Draw from your experience living in Portland re how one balances the goals of regional planning with demands for local growth management protections-between the need for regional infrastructure investment and principles of local control and neighborhood preservation.

You have to clearly delineate the issues that are strictly local, stay away from them, and not try to second-guess local governments in making those decisions. However, there's a certain awareness among local governments that it would benefit all of them if, in areas where cities impact one another, especially where there's a zero-sum gain, having some way of leveling the playing field benefits them all. So you have, in a sense, the tragedy of the commons-where everyone is competing in a zero-sum game to capture the flag of retail development when really it's serving the same basic population divided among different local governments.

One of the big fears of regional plans is that it will make cities all the same, providing a one-size-fits-all solution. The solutions that you're talking about need to be flexible enough that local governments can put their local spin on it. Nobody wants a region where everything looks the same. People enjoy and want to emphasize diversity among communities and neighborhood individuality. You've got to craft solutions that are more performance-oriented, that are truly tied to regional impacts and try to give local governments a performance measure to meet without the specifics of exactly how to do it.

What's the end game here? How do you envision SCAG using the results of the 2-year visioning process that you're leading?

SCAG is looking at it in terms of helping to guide the 2004-2007 regional transportation plan. I think that SCAG knows in the last RTP, they did some 140+ measures for air quality and made one small adjustment on land-use. That land-use adjustment had a greater impact on air quality than the 144 fairly painful measures that they were looking at. And they know that having a more efficient land-use pattern is the most effective tool that they can use to solve transportation and air quality problems. So I think that's going to be a key.

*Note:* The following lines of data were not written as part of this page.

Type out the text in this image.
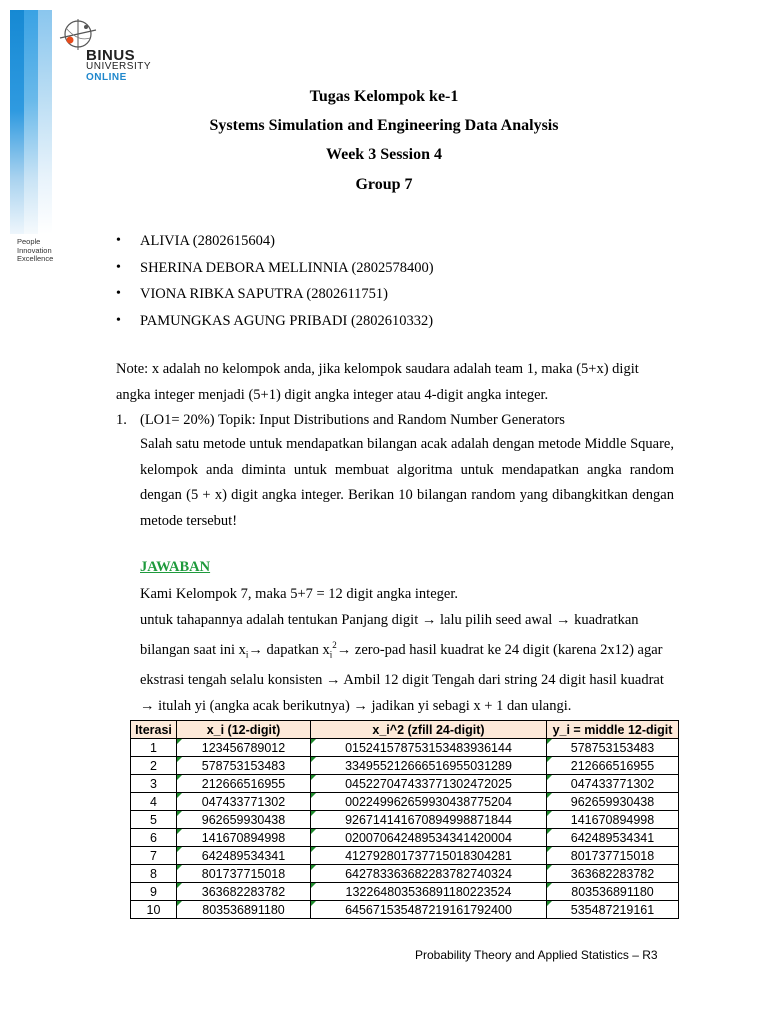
People
Innovation
Excellence
BINUS
UNIVERSITY
ONLINE
Tugas Kelompok ke-1
Systems Simulation and Engineering Data Analysis
Week 3 Session 4
Group 7
• ALIVIA (2802615604)
• SHERINA DEBORA MELLINNIA (2802578400)
• VIONA RIBKA SAPUTRA (2802611751)
• PAMUNGKAS AGUNG PRIBADI (2802610332)
Note: x adalah no kelompok anda, jika kelompok saudara adalah team 1, maka (5+x) digit angka integer menjadi (5+1) digit angka integer atau 4-digit angka integer.
1. (LO1= 20%) Topik: Input Distributions and Random Number Generators
Salah satu metode untuk mendapatkan bilangan acak adalah dengan metode Middle Square, kelompok anda diminta untuk membuat algoritma untuk mendapatkan angka random dengan (5 + x) digit angka integer. Berikan 10 bilangan random yang dibangkitkan dengan metode tersebut!
JAWABAN

Kami Kelompok 7, maka 5+7 = 12 digit angka integer.

untuk tahapannya adalah tentukan Panjang digit → lalu pilih seed awal → kuadratkan bilangan saat ini $x_i\to$ dapatkan $x_i^2\to$ zero-pad hasil kuadrat ke 24 digit (karena 2x12) agar ekstrasi tengah selalu konsisten → Ambil 12 digit Tengah dari string 24 digit hasil kuadrat → itulah yi (angka acak berikutnya) → jadikan yi sebagi x + 1 dan ulangi.

Iterasi	x_i (12-digit)	x_i^2 (zfill 24-digit)	y_i = middle 12-digit
1	123456789012	015241578753153483936144	578753153483
2	578753153483	334955212666516955031289	212666516955
3	212666516955	045227047433771302472025	047433771302
4	047433771302	002249962659930438775204	962659930438
5	962659930438	926714141670894998871844	141670894998
6	141670894998	020070642489534341420004	642489534341
7	642489534341	412792801737715018304281	801737715018
8	801737715018	642783363682283782740324	363682283782
9	363682283782	132264803536891180223524	803536891180
10	803536891180	645671535487219161792400	535487219161
Probability Theory and Applied Statistics – R3
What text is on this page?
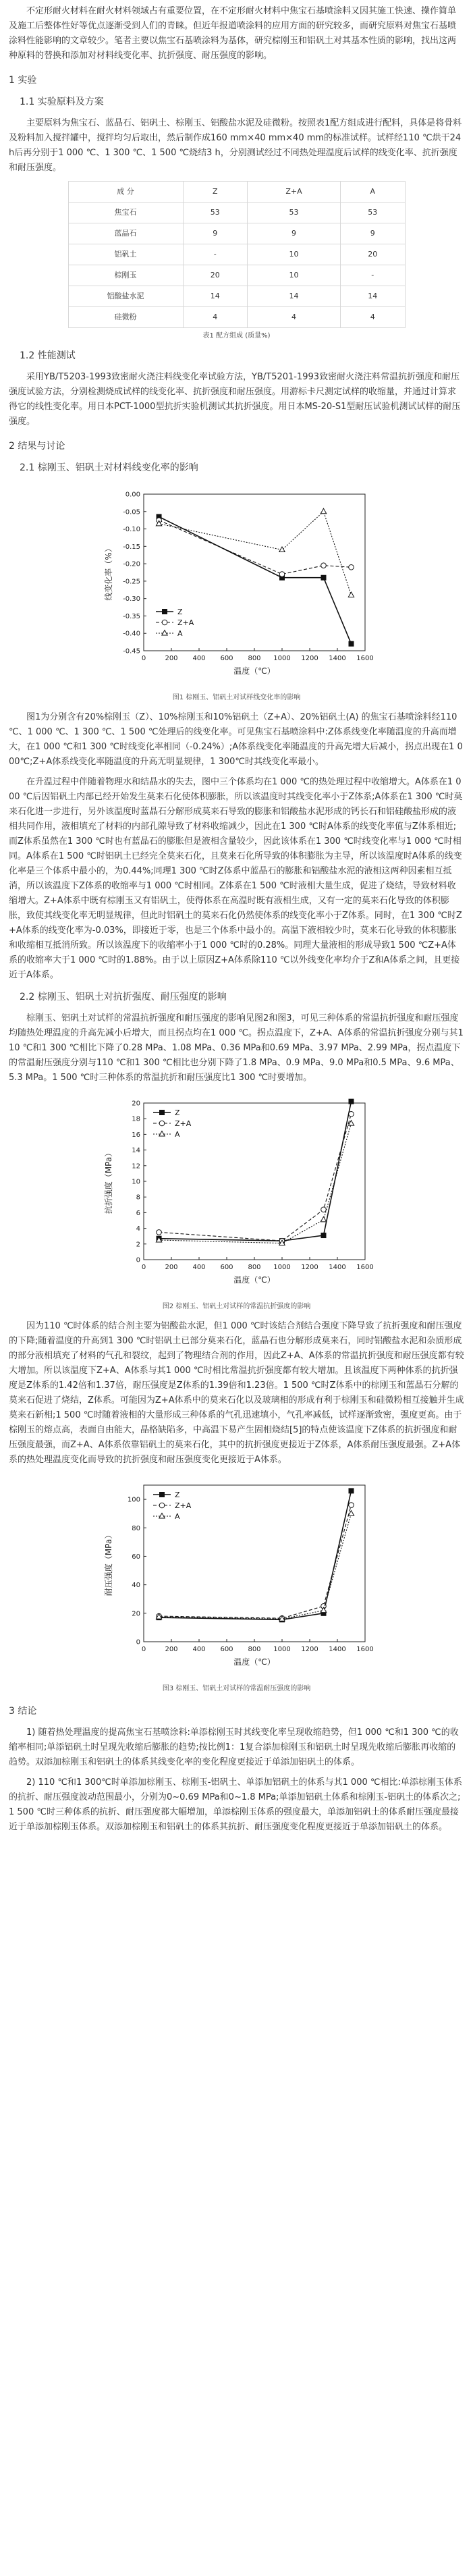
不定形耐火材料在耐火材料领域占有重要位置，在不定形耐火材料中焦宝石基喷涂料又因其施工快速、操作简单及施工后整体性好等优点逐渐受到人们的青睐。但近年报道喷涂料的应用方面的研究较多，而研究原料对焦宝石基喷涂料性能影响的文章较少。笔者主要以焦宝石基喷涂料为基体，研究棕刚玉和铝矾土对其基本性质的影响，找出这两种原料的替换和添加对材料线变化率、抗折强度、耐压强度的影响。

1 实验
1.1 实验原料及方案

主要原料为焦宝石、蓝晶石、铝矾土、棕刚玉、铝酸盐水泥及硅微粉。按照表1配方组成进行配料，具体是将骨料及粉料加入搅拌罐中，搅拌均匀后取出，然后制作成160 mm×40 mm×40 mm的标准试样。试样经110 ℃烘干24 h后再分别于1 000 ℃、1 300 ℃、1 500 ℃烧结3 h，分别测试经过不同热处理温度后试样的线变化率、抗折强度和耐压强度。

成 分	Z	Z+A	A
焦宝石	53	53	53
蓝晶石	9	9	9
铝矾土	-	10	20
棕刚玉	20	10	-
铝酸盐水泥	14	14	14
硅微粉	4	4	4
表1 配方组成 (质量%)
1.2 性能测试

采用YB/T5203-1993致密耐火浇注料线变化率试验方法，YB/T5201-1993致密耐火浇注料常温抗折强度和耐压强度试验方法，分别检测烧成试样的线变化率、抗折强度和耐压强度。用游标卡尺测定试样的收缩量，并通过计算求得它的线性变化率。用日本PCT-1000型抗折实验机测试其抗折强度。用日本MS-20-S1型耐压试验机测试试样的耐压强度。

2 结果与讨论
2.1 棕刚玉、铝矾土对材料线变化率的影响
0	200 400 600 800 1000 1200 1400 1600
0.00
-0.05
-0.10
-0.15
-0.20
-0.25
-0.30
-0.35
-0.40
-0.45
温度（℃）
线变化率（%）
Z
Z+A
A
图1 棕刚玉、铝矾土对试样线变化率的影响

图1为分别含有20%棕刚玉（Z）、10%棕刚玉和10%铝矾土（Z+A）、20%铝矾土(A) 的焦宝石基喷涂料经110 ℃、1 000 ℃、1 300 ℃、1 500 ℃处理后的线变化率。可见焦宝石基喷涂料中:Z体系线变化率随温度的升高而增大，在1 000 ℃和1 300 ℃时线变化率相同（-0.24%）;A体系线变化率随温度的升高先增大后减小，拐点出现在1 000℃;Z+A体系线变化率随温度的升高无明显规律，1 300℃时其线变化率最小。

在升温过程中伴随着物理水和结晶水的失去，图中三个体系均在1 000 ℃的热处理过程中收缩增大。A体系在1 000 ℃后因铝矾土内部已经开始发生莫来石化使体积膨胀，所以该温度时其线变化率小于Z体系;A体系在1 300 ℃时莫来石化进一步进行，另外该温度时蓝晶石分解形成莫来石导致的膨胀和铝酸盐水泥形成的钙长石和铝硅酸盐形成的液相共同作用，液相填充了材料的内部孔隙导致了材料收缩减少，因此在1 300 ℃时A体系的线变化率值与Z体系相近;而Z体系虽然在1 300 ℃时也有蓝晶石的膨胀但是液相含量较少，因此该体系在1 300 ℃时线变化率与1 000 ℃时相同。A体系在1 500 ℃时铝矾土已经完全莫来石化，且莫来石化所导致的体积膨胀为主导，所以该温度时A体系的线变化率是三个体系中最小的，为0.44%;同理1 300 ℃时Z体系中蓝晶石的膨胀和铝酸盐水泥的液相这两种因素相互抵消，所以该温度下Z体系的收缩率与1 000 ℃时相同。Z体系在1 500 ℃时液相大量生成，促进了烧结，导致材料收缩增大。Z+A体系中既有棕刚玉又有铝矾土，使得体系在高温时既有液相生成，又有一定的莫来石化导致的体积膨胀，致使其线变化率无明显规律，但此时铝矾土的莫来石化仍然使体系的线变化率小于Z体系。同时，在1 300 ℃时Z+A体系的线变化率为-0.03%，即接近于零，也是三个体系中最小的。高温下液相较少时，莫来石化导致的体积膨胀和收缩相互抵消所致。所以该温度下的收缩率小于1 000 ℃时的0.28%。同理大量液相的形成导致1 500 ℃Z+A体系的收缩率大于1 000 ℃时的1.88%。由于以上原因Z+A体系除110 ℃以外线变化率均介于Z和A体系之间，且更接近于A体系。

2.2 棕刚玉、铝矾土对抗折强度、耐压强度的影响

棕刚玉、铝矾土对试样的常温抗折强度和耐压强度的影响见图2和图3，可见三种体系的常温抗折强度和耐压强度均随热处理温度的升高先减小后增大，而且拐点均在1 000 ℃。拐点温度下，Z+A、A体系的常温抗折强度分别与其110 ℃和1 300 ℃相比下降了0.28 MPa、1.08 MPa、0.36 MPa和0.69 MPa、3.97 MPa、2.99 MPa，拐点温度下的常温耐压强度分别与110 ℃和1 300 ℃相比也分别下降了1.8 MPa、0.9 MPa、9.0 MPa和0.5 MPa、9.6 MPa、5.3 MPa。1 500 ℃时三种体系的常温抗折和耐压强度比1 300 ℃时要增加。

0	200 400 600 800 1000 1200 1400 1600
0
2
4
6
8
10
12
14
16
18
20
温度（℃）
抗折强度（MPa）
Z
Z+A
A
图2 棕刚玉、铝矾土对试样的常温抗折强度的影响

因为110 ℃时体系的结合剂主要为铝酸盐水泥，但1 000 ℃时该结合剂结合强度下降导致了抗折强度和耐压强度的下降;随着温度的升高到1 300 ℃时铝矾土已部分莫来石化，蓝晶石也分解形成莫来石，同时铝酸盐水泥和杂质形成的部分液相填充了材料的气孔和裂纹，起到了物理结合剂的作用，因此Z+A、A体系的常温抗折强度和耐压强度都有较大增加。所以该温度下Z+A、A体系与其1 000 ℃时相比常温抗折强度都有较大增加。且该温度下两种体系的抗折强度是Z体系的1.42倍和1.37倍，耐压强度是Z体系的1.39倍和1.23倍。1 500 ℃时Z体系中的棕刚玉和蓝晶石分解的莫来石促进了烧结，Z体系。可能因为Z+A体系中的莫来石化以及玻璃相的形成有利于棕刚玉和硅微粉相互接触并生成莫来石新相;1 500 ℃时随着液相的大量形成三种体系的气孔迅速填小，气孔率减低，试样逐渐致密，强度更高。由于棕刚玉的熔点高，表面自由能大，晶格缺陷多，中高温下易产生固相烧结[5]的特点使该温度下Z体系的抗折强度和耐压强度最强，而Z+A、A体系依靠铝矾土的莫来石化，其中的抗折强度更接近于Z体系，A体系耐压强度最强。Z+A体系的热处理温度变化而导致的抗折强度和耐压强度变化更接近于A体系。

0	200 400 600 800 1000 1200 1400 1600
0
20
40
60
80
100
温度（℃）
耐压强度（MPa）
Z
Z+A
A
图3 棕刚玉、铝矾土对试样的常温耐压强度的影响
3 结论

1) 随着热处理温度的提高焦宝石基喷涂料:单添棕刚玉时其线变化率呈现收缩趋势，但1 000 ℃和1 300 ℃的收缩率相同;单添铝矾土时呈现先收缩后膨胀的趋势;按比例1：1复合添加棕刚玉和铝矾土时呈现先收缩后膨胀再收缩的趋势。双添加棕刚玉和铝矾土的体系其线变化率的变化程度更接近于单添加铝矾土的体系。

2) 110 ℃和1 300℃时单添加棕刚玉、棕刚玉-铝矾土、单添加铝矾土的体系与其1 000 ℃相比:单添棕刚玉体系的抗折、耐压强度波动范围最小，分别为0~0.69 MPa和0~1.8 MPa;单添加铝矾土体系和棕刚玉-铝矾土的体系次之;1 500 ℃时三种体系的抗折、耐压强度都大幅增加，单添棕刚玉体系的强度最大，单添加铝矾土的体系耐压强度最接近于单添加棕刚玉体系。双添加棕刚玉和铝矾土的体系其抗折、耐压强度变化程度更接近于单添加铝矾土的体系。
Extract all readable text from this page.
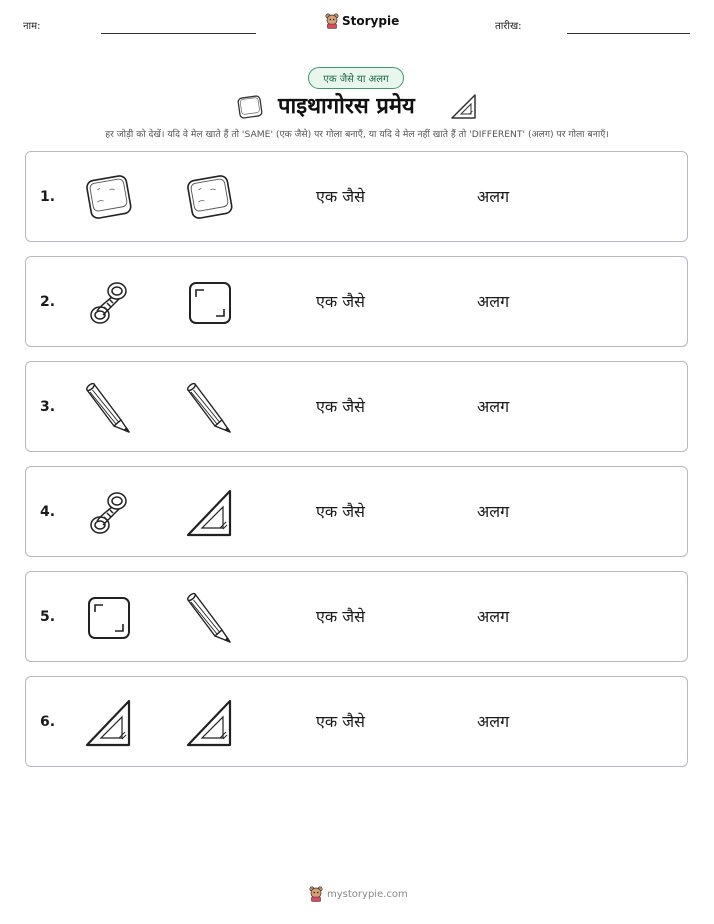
नाम:	Storypie	तारीख:
एक जैसे या अलग
पाइथागोरस प्रमेय
हर जोड़ी को देखें। यदि वे मेल खाते हैं तो 'SAME' (एक जैसे) पर गोला बनाएँ, या यदि वे मेल नहीं खाते हैं तो 'DIFFERENT' (अलग) पर गोला बनाएँ।
1.	एक जैसे	अलग
2.	एक जैसे	अलग
3.	एक जैसे	अलग
4.	एक जैसे	अलग
5.	एक जैसे	अलग
6.	एक जैसे	अलग
mystorypie.com
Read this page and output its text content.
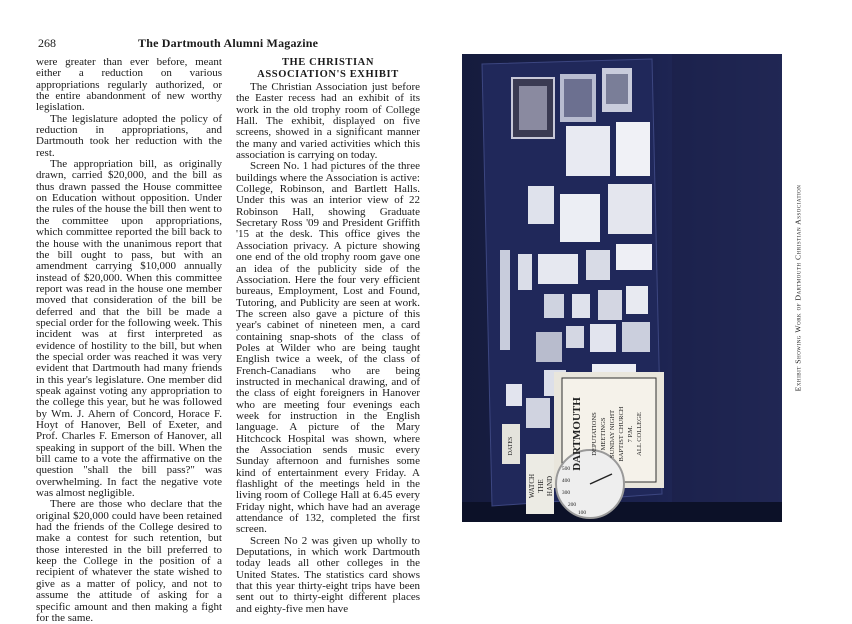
268	The Dartmouth Alumni Magazine

were greater than ever before, meant either a reduction on various appropriations regularly authorized, or the entire abandonment of new worthy legislation.

The legislature adopted the policy of reduction in appropriations, and Dartmouth took her reduction with the rest.

The appropriation bill, as originally drawn, carried $20,000, and the bill as thus drawn passed the House committee on Education without opposition. Under the rules of the house the bill then went to the committee upon appropriations, which committee reported the bill back to the house with the unanimous report that the bill ought to pass, but with an amendment carrying $10,000 annually instead of $20,000. When this committee report was read in the house one member moved that consideration of the bill be deferred and that the bill be made a special order for the following week. This incident was at first interpreted as evidence of hostility to the bill, but when the special order was reached it was very evident that Dartmouth had many friends in this year's legislature. One member did speak against voting any appropriation to the college this year, but he was followed by Wm. J. Ahern of Concord, Horace F. Hoyt of Hanover, Bell of Exeter, and Prof. Charles F. Emerson of Hanover, all speaking in support of the bill. When the bill came to a vote the affirmative on the question "shall the bill pass?" was overwhelming. In fact the negative vote was almost negligible.

There are those who declare that the original $20,000 could have been retained had the friends of the College desired to make a contest for such retention, but those interested in the bill preferred to keep the College in the position of a recipient of whatever the state wished to give as a matter of policy, and not to assume the attitude of asking for a specific amount and then making a fight for the same.

THE CHRISTIAN ASSOCIATION'S EXHIBIT

The Christian Association just before the Easter recess had an exhibit of its work in the old trophy room of College Hall. The exhibit, displayed on five screens, showed in a significant manner the many and varied activities which this association is carrying on today.

Screen No. 1 had pictures of the three buildings where the Association is active: College, Robinson, and Bartlett Halls. Under this was an interior view of 22 Robinson Hall, showing Graduate Secretary Ross '09 and President Griffith '15 at the desk. This office gives the Association privacy. A picture showing one end of the old trophy room gave one an idea of the publicity side of the Association. Here the four very efficient bureaus, Employment, Lost and Found, Tutoring, and Publicity are seen at work. The screen also gave a picture of this year's cabinet of nineteen men, a card containing snap-shots of the class of Poles at Wilder who are being taught English twice a week, of the class of French-Canadians who are being instructed in mechanical drawing, and of the class of eight foreigners in Hanover who are meeting four evenings each week for instruction in the English language. A picture of the Mary Hitchcock Hospital was shown, where the Association sends music every Sunday afternoon and furnishes some kind of entertainment every Friday. A flashlight of the meetings held in the living room of College Hall at 6.45 every Friday night, which have had an average attendance of 132, completed the first screen.

Screen No 2 was given up wholly to Deputations, in which work Dartmouth today leads all other colleges in the United States. The statistics card shows that this year thirty-eight trips have been sent out to thirty-eight different places and eighty-five men have

DARTMOUTH DEPUTATIONS MEETINGS SUNDAY NIGHT BAPTIST CHURCH 7 P.M. ALL COLLEGE
WATCH THE HAND
DATES
500
400
300
200
100
Exhibit Showing Work of Dartmouth Christian Association
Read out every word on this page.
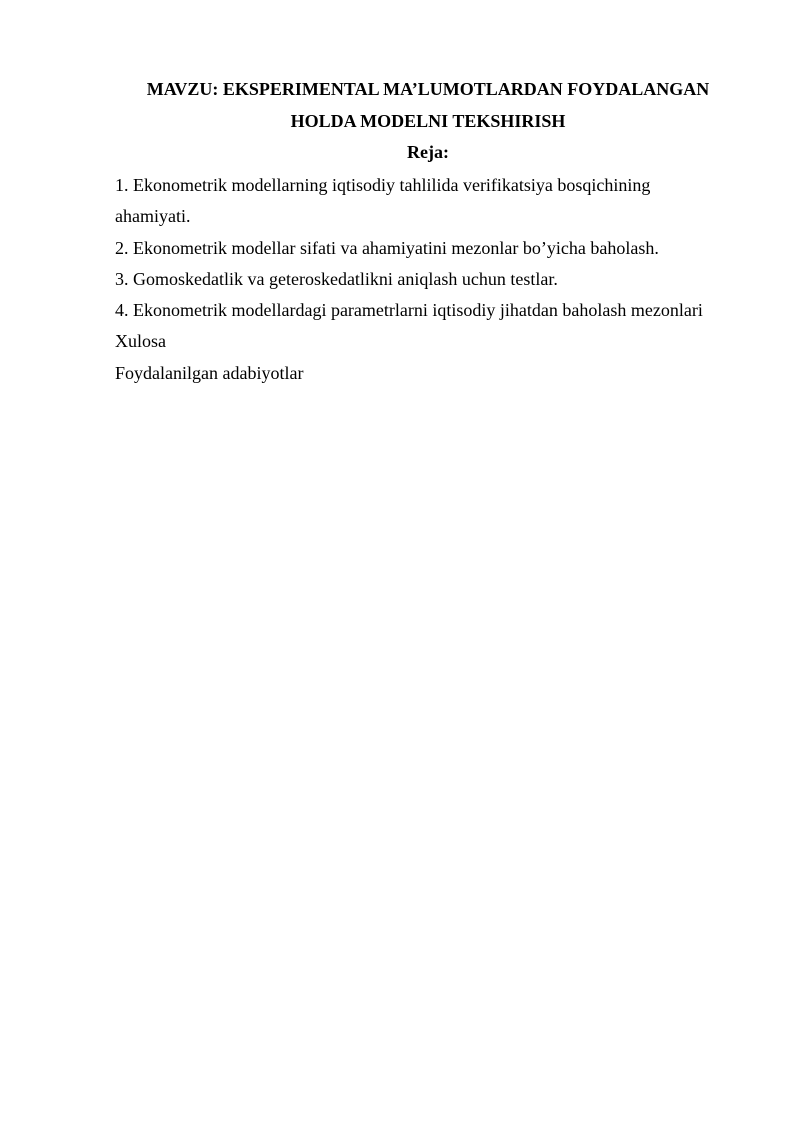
MAVZU: EKSPERIMENTAL MA’LUMOTLARDAN FOYDALANGAN
HOLDA MODELNI TEKSHIRISH
Reja:
1. Ekonometrik modellarning iqtisodiy tahlilida verifikatsiya bosqichining
ahamiyati.
2. Ekonometrik modellar sifati va ahamiyatini mezonlar bo’yicha baholash.
3. Gomoskedatlik va geteroskedatlikni aniqlash uchun testlar.
4. Ekonometrik modellardagi parametrlarni iqtisodiy jihatdan baholash mezonlari
Xulosa
Foydalanilgan adabiyotlar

My hope is that something like the RTA-a regional advocacy group that is supported by a broad coalition of citizens-comes together to keep the regional picture in mind. That group will need to advocate for things that aren't necessarily SCAG's priorities-open space, water quality, making communities livable and supporting investment and reinvestment in some of the more poverty stricken neighborhoods. You can't really solve the land-use problem until you solve security and you can't solve that until you solve education and training. I'm hoping that something like what has happened in New York and Chicago will also happen in Southern California. The number one and number three regions have very strong private sector advocates that keep an independent and strong voice for regional solutions and Southern California could profit from such an entity.